4/09/2008

The Sleeper Must Awaken

I used to scoff at those perpetually bored types that felt the need to change aspects of their life, seemingly without reason, the people who would rearrange their furniture, restyle their hair or quit their job every so often because they “just needed a change.” I took this for childishness, the obsession with novelty that comes from a surplus of unmanaged energy.

I have to confess, I largely still feel this way. People obsessed with shifting bits of themselves about for no reason do tend to be those perpetually bored and disaffected types that constantly want the world to act onto them, that have trouble marshaling themselves for constructive purposes. On the other had I have come to realize the value of such things.

In the words of Frank Herbert, “Without change, something sleeps inside us.”

While constantly shifting one’s environs is a symptom of disengagement, failing to do so can disengage one just as much. Psychologists call this process habituation; it’s an intrinsic property of the brain’s wiring, observed even in newborns. Habituation is the brain’s process of getting used to something, an image, a sound, an activity, an environment. Once habituated to a particular stimulus, the brain no longer reacts to that input as it did when it first encountered it.

Do you remember the last song that floored you, the last tune to come on the radio and stop you in your tracks?* When you first heard it, it kicked you in the chest. It conjured vivid images. It prompted new combinations of emotions. It rang inside your head like the clapper in a storm bell. It evoked memories that you’d forgotten you’d forgotten. It was just so, so new. Now, however many weeks or years later, you’ve heard it dozens, perhaps hundreds of times. You recognize it at the first note, word or chord. You know the artist, the album and you’ve heard the live version and the club remix. You know all the words and can sing along idly whilst doing other things without dividing your attention. It still evokes, to be sure, but not the way it did the first few times you heard it. It has lost it’s novelty.

This is habituation. When the song was new to you, you brain was constructing new pathways and, much like construction in a major city can’t help but upset the older buildings nearby, in the cerebellum’s the forest of synapses, new branches can’t help but shift the old. Those new electro-chemical avenues cement themselves quickly. The song becomes familiar and that combination of beats and frequencies looses the ability to evoke new thoughts.
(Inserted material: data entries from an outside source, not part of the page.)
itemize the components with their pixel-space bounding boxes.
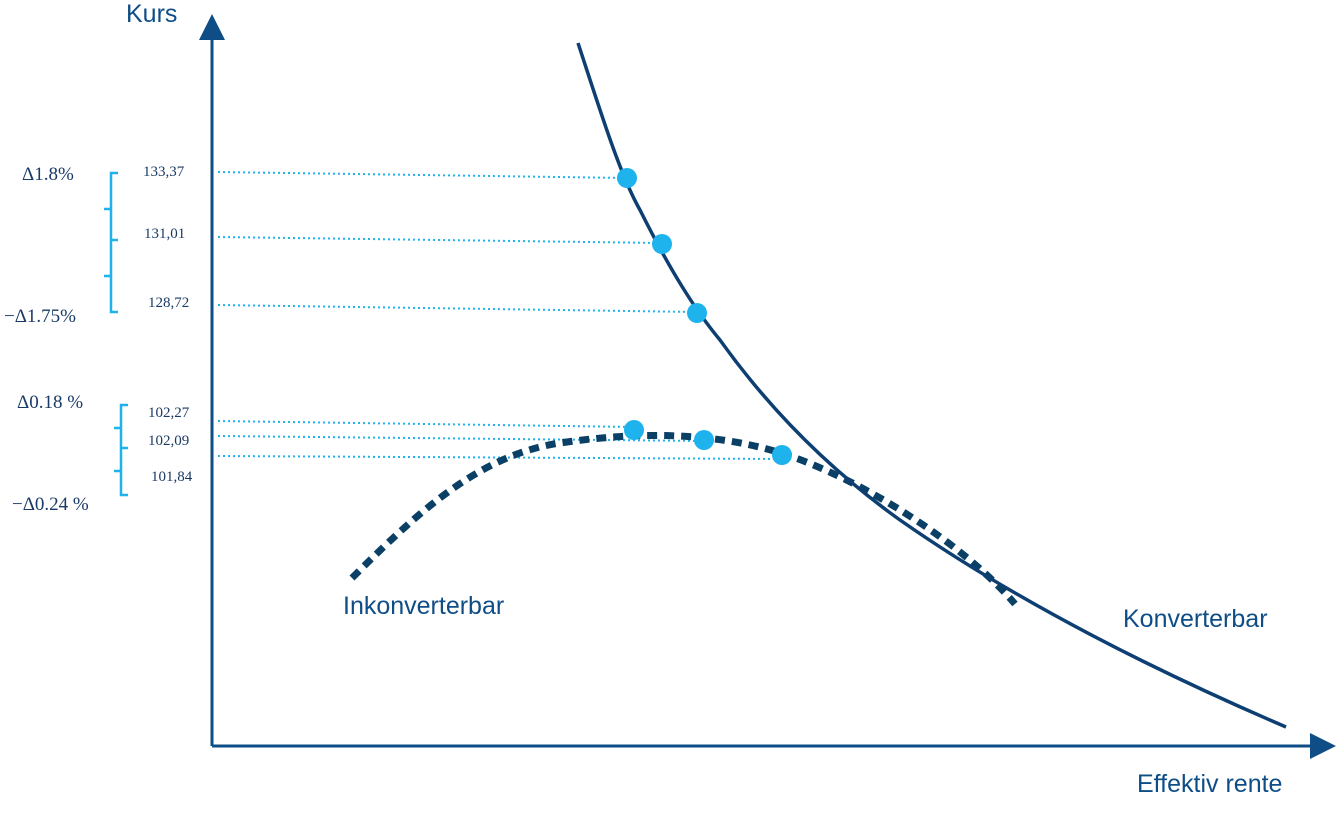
price-point: [694, 430, 714, 450]
price-point: [652, 234, 672, 254]
convertible-label: Konverterbar: [1123, 605, 1268, 633]
price-point: [624, 420, 644, 440]
convertible-delta-down: −Δ1.75%: [4, 306, 77, 327]
y-axis-arrow: [199, 14, 225, 40]
non-convertible-delta-down: −Δ0.24 %: [12, 494, 89, 515]
price-point: [617, 168, 637, 188]
convertible-delta-up: Δ1.8%: [22, 164, 74, 185]
price-label: 133,37: [143, 164, 185, 180]
price-label: 101,84: [151, 469, 193, 485]
non-convertible-delta-brace: [114, 403, 128, 497]
guide-line: [217, 420, 634, 428]
price-label: 102,09: [148, 433, 190, 449]
price-label: 128,72: [148, 295, 190, 311]
non-convertible-label: Inkonverterbar: [343, 592, 505, 620]
x-axis-label: Effektiv rente: [1137, 770, 1283, 798]
guide-line: [217, 304, 697, 313]
guide-line: [217, 435, 705, 442]
price-point: [687, 303, 707, 323]
convertible-delta-brace: [104, 171, 118, 314]
non-convertible-delta-up: Δ0.18 %: [17, 392, 84, 413]
price-label: 102,27: [148, 405, 190, 421]
x-axis-arrow: [1310, 733, 1336, 759]
y-axis-label: Kurs: [126, 0, 178, 28]
price-point: [772, 445, 792, 465]
guide-line: [217, 171, 627, 179]
price-label: 131,01: [144, 226, 186, 242]
guide-line: [217, 236, 662, 244]
non-convertible-curve: [349, 432, 1018, 607]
This is only one example. We habituate to everything in our daily lives. Without novelty, we have nothing but habituated experiences and the internalization of non-habituated information becomes more and more difficult. Herein lies the value of shifting things every so often, shifting so that we can see things differently, so that we might think new thoughts and re-experience old ones, so that we can see some small part of the world anew, so that our brains never have the chance to get lazy and so that we come to know a bit about what how much we don’t know.

Thing are changing for me, presently. I just did a gig that was entirely new for me. Next week I shift jobs within my industry. I’ve rearranged my furniture simply because I was too comfortable with the way it was. Finally, Badassbard is about to undergo a huge change to which I am quite looking forward.

Here’s to what’s next on the radio.

*For those interested the last song that floored me was Flogging Molly’s The Story So Far.

3 comments:

Anonymous said...

Good for you, Tom.

The last song that floored me was Cheryl Crow's A Change Will Do You Good.

(Okay, not really, but it fit the theme.)

Unknown said...

Good luck on the new gig. I do think something sleeps within us when we become too habitual which then becomes boring. Change is good. I need to do that. I also need a good song to floor me also.

AutumnZ said...

"Habituation" is actually a short term goal of mine. I'm looking forward to graduating, getting a job, and just waking up, taking the kids to school, going to work and coming home to some wine.

The last song on the radio for me was Daniel Bedingfield's "If You're Not the One".